The court, in its nearly 500-page order, further directed that a wing be constituted comprising not less than four Deputy Superintendents of Police for investigating the matter against the 30.
The court did not allow the first application filed by Abraham seeking a separate order on Chapter 1, of the total eight chapters into which over the 150 page complaint was divided into. Chapter 1 contained the crux of the complaint.
On his other application, wherein Abraham had prayed the court to attach the entire extent of 6,999 acres representing alleged fraudulent execution of the toll road project, the court directed that only the land pertaining to Ajmera Builders be attached.
In another application Abraham had prayed the court to exercise the power conferred under section 4 of the Criminal Law Amendment Ordinance to direct the SP Lokayukta to attach the total toll “illegally” collected by NICE, NECEL (sister company of NICE) or through its agents at any time upon the peripheral road, more particularly identified in the Framework Agreement dated April 3, 1997 as modified from time to time.
On this, the court ordered “an ad interim attachment against amount equivalent to the toll collection for the preceding two years in all toll booths set up by NICE. It said the investigative agency shall seek the assistance of government agencies including the jurisdictional police to assess and calculate the number of vehicles plying on the toll road to ascertain proper quantification of toll collected” and held that further quantification from today, which would be “illegal”, would eventually revert back to the government.
The court further directed issue of show cause notice to NICE, NECEL and “other interested parties” which had been collecting the toll.

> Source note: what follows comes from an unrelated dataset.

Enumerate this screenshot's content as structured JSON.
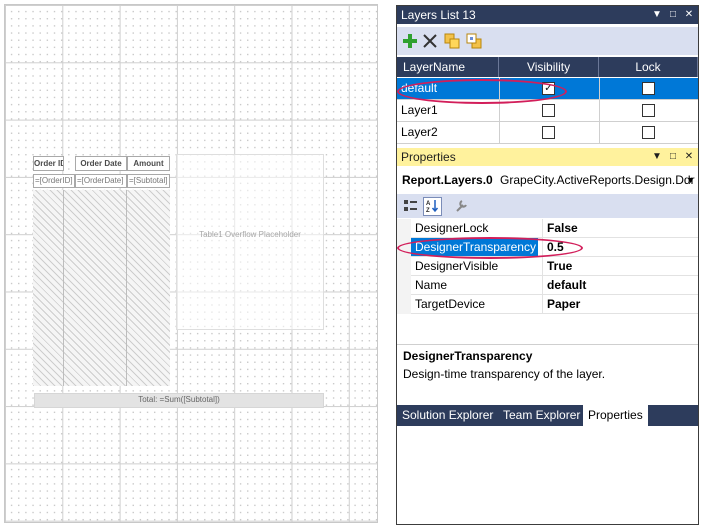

The case filed by Abraham dates back to 1995 when under the chief ministership of Deve Gowda an MoU was entered into between the state government and a four-member consortium comprising Ashok Kheny, William Weld and Richard Hangan (both from US) and Baba Kalyani for the construction of a connecting road of international standards between Bangalore and Mysore. Subsequently a framework agreement signed.